Output guardrails inspect what the agent sends to other systems and users.

Output Guardrails
  • Policy Deploy a data-loss prevention proxy on egress traffic to scan outbound payloads for sensitive data patterns — counters Output Processing where no DLP or redaction exists by default.
  • Configuration Configure content inspection on webhook and integration write payloads to detect exfiltration attempts in autonomous flow outputs — counters Network access at maximum where unrestricted egress provides a data channel.
  • Engineering Implement response sanitization on MCP tool outputs to strip credential material and injection patterns before returning to AI consumers — counters Inter-Agent exposure where tool responses flow unfiltered.

Monitoring

Monitoring captures what the agent did and surfaces anomalies for review.

Monitoring
  • Policy Forward platform audit logs and execution traces to a SIEM with correlation rules for anomalous credential access patterns — counters Monitoring gap where security alerting is operator-managed.
  • Configuration Configure AP_NETWORK_MODE=STRICT and enable the egress proxy logging to capture destination-level network telemetry for all piece executions — counters Network access where egress is unmonitored by default.
  • Engineering Implement runtime behavioral baselines for AI agent sessions to detect deviation from expected tool invocation patterns — counters User Input exposure where injected instructions execute without detection.

7 References

The evidence base behind every score and finding in the profile, grouped by source type so the reader can verify any claim.
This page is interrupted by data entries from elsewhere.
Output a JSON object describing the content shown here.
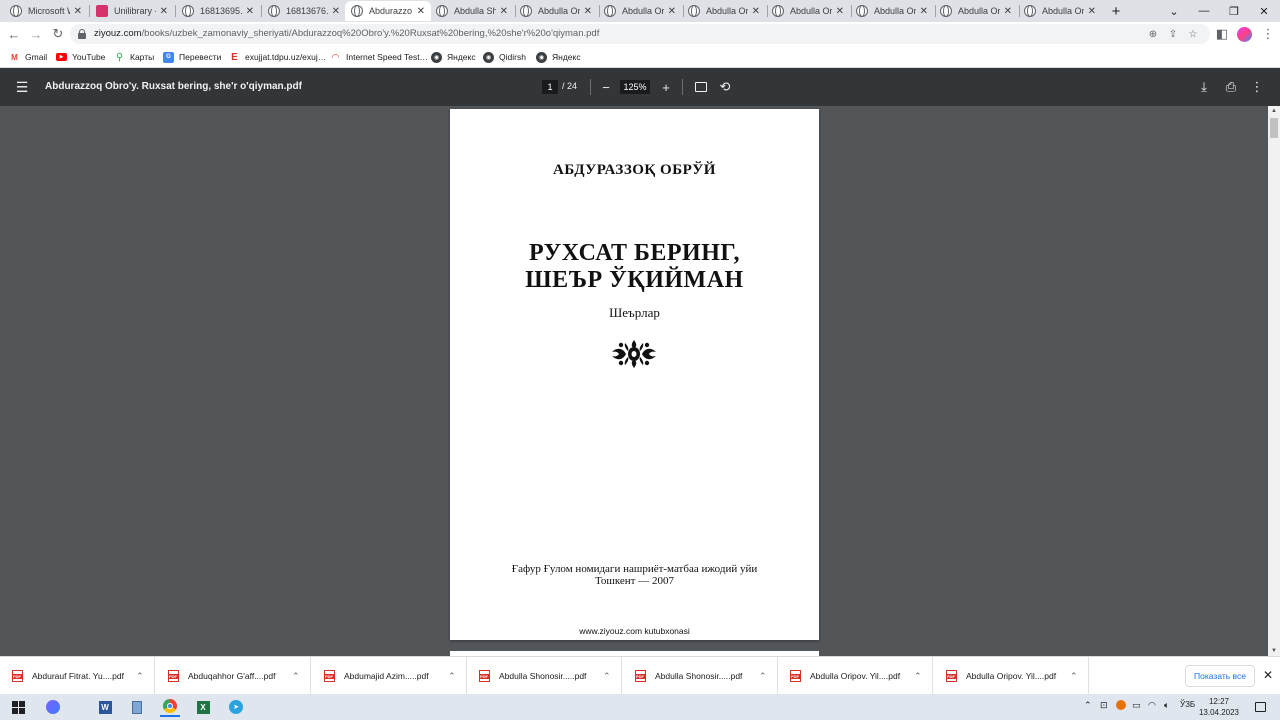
{
  "browser": {
    "tabs": [
      {
        "title": "Microsoft W",
        "icon": "globe-icon"
      },
      {
        "title": "Unilibrary -",
        "icon": "unilibrary-icon"
      },
      {
        "title": "16813695…",
        "icon": "globe-icon"
      },
      {
        "title": "16813676…",
        "icon": "globe-icon"
      },
      {
        "title": "Abdurazzo…",
        "icon": "globe-icon",
        "active": true
      },
      {
        "title": "Abdulla Sh",
        "icon": "globe-icon"
      },
      {
        "title": "Abdulla Ori",
        "icon": "globe-icon"
      },
      {
        "title": "Abdulla Ori",
        "icon": "globe-icon"
      },
      {
        "title": "Abdulla Ori",
        "icon": "globe-icon"
      },
      {
        "title": "Abdulla Ori",
        "icon": "globe-icon"
      },
      {
        "title": "Abdulla Ori",
        "icon": "globe-icon"
      },
      {
        "title": "Abdulla Ori",
        "icon": "globe-icon"
      },
      {
        "title": "Abdulla Ori",
        "icon": "globe-icon"
      }
    ],
    "new_tab_label": "+",
    "url_host": "ziyouz.com",
    "url_path": "/books/uzbek_zamonaviy_sheriyati/Abdurazzoq%20Obro'y.%20Ruxsat%20bering,%20she'r%20o'qiyman.pdf",
    "bookmarks": [
      {
        "label": "Gmail",
        "icon": "gmail-icon"
      },
      {
        "label": "YouTube",
        "icon": "youtube-icon"
      },
      {
        "label": "Карты",
        "icon": "maps-icon"
      },
      {
        "label": "Перевести",
        "icon": "translate-icon"
      },
      {
        "label": "exujjat.tdpu.uz/exuj…",
        "icon": "exujjat-icon"
      },
      {
        "label": "Internet Speed Test…",
        "icon": "speedtest-icon"
      },
      {
        "label": "Яндекс",
        "icon": "globe-icon"
      },
      {
        "label": "Qidirsh",
        "icon": "globe-icon"
      },
      {
        "label": "Яндекс",
        "icon": "globe-icon"
      }
    ]
  },
  "pdf_viewer": {
    "file_title": "Abdurazzoq Obro'y. Ruxsat bering, she'r o'qiyman.pdf",
    "current_page": "1",
    "total_pages": "/ 24",
    "zoom": "125%",
    "page": {
      "author": "АБДУРАЗЗОҚ ОБРЎЙ",
      "title_line1": "РУХСАТ БЕРИНГ,",
      "title_line2": "ШЕЪР ЎҚИЙМАН",
      "genre": "Шеърлар",
      "publisher": "Ғафур Ғулом номидаги нашриёт-матбаа ижодий уйи",
      "city_year": "Тошкент — 2007",
      "watermark": "www.ziyouz.com kutubxonasi"
    }
  },
  "downloads": {
    "items": [
      "Abdurauf Fitrat. Yu....pdf",
      "Abduqahhor G'aff....pdf",
      "Abdumajid Azim.....pdf",
      "Abdulla Shonosir.....pdf",
      "Abdulla Shonosir.....pdf",
      "Abdulla Oripov. Yil....pdf",
      "Abdulla Oripov. Yil....pdf"
    ],
    "show_all_label": "Показать все"
  },
  "taskbar": {
    "lang": "ЎЗБ",
    "time": "12:27",
    "date": "13.04.2023"
  },
  "colors": {
    "pdf_toolbar": "#323639",
    "viewer_bg": "#525659",
    "tab_strip": "#dee1e6",
    "taskbar": "#dfe6ee",
    "link_blue": "#1a73e8"
  }
}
Numbers in brackets throughout the report (e.g. [7, 13]) refer to entries below, listed in citation order.

Selected Vulnerabilities

  1. GHSA-3w4h-jvcx-rw99 Unauthorized piece metadata insertion via CI/CD endpoint auth bypass; patched in 0.72.0.
  2. MCP tool description injection audit Security audit identifies tool description injection and missing output sanitization in MCP server ecosystem.

Selected Research

  1. Hardware-isolated microVM execution proposal Documents sandbox mode comparison and proposes QEMU microVM as fifth isolation mode.

Vendor Documentation

  1. Sandboxing architecture V8 isolated-vm for code steps; kernel-namespace mode requires privileged containers.
  2. Network security architecture AP_NETWORK_MODE defaults UNRESTRICTED; STRICT mode is opt-in with SSRF guard and egress proxy.
  3. MCP server overview Built-in MCP server exposes 30 tools with OAuth auth and project-scoped access tokens.
  4. Security and Data Practices 256-bit credential encryption, data masking in logs, audit logging of access activities.
  5. Security advisory response playbook CVE request workflow with 60-day embargo and 7-day customer disclosure lead time.
  6. GitHub security policy Coordinated disclosure with 3-business-day response SLA and sandbox for researchers.
  7. Changelog and release notes Documents AP_NETWORK_MODE=STRICT opt-in and staging-first deployment process.

Other Sources

  1. Activepieces GitHub repository Open-source TypeScript monorepo; 22K stars; 280+ community pieces published to npm.
  2. AI Agent Builder product page Autonomous AI agents with multi-step reasoning, 660+ app integrations, optional human-in-the-loop.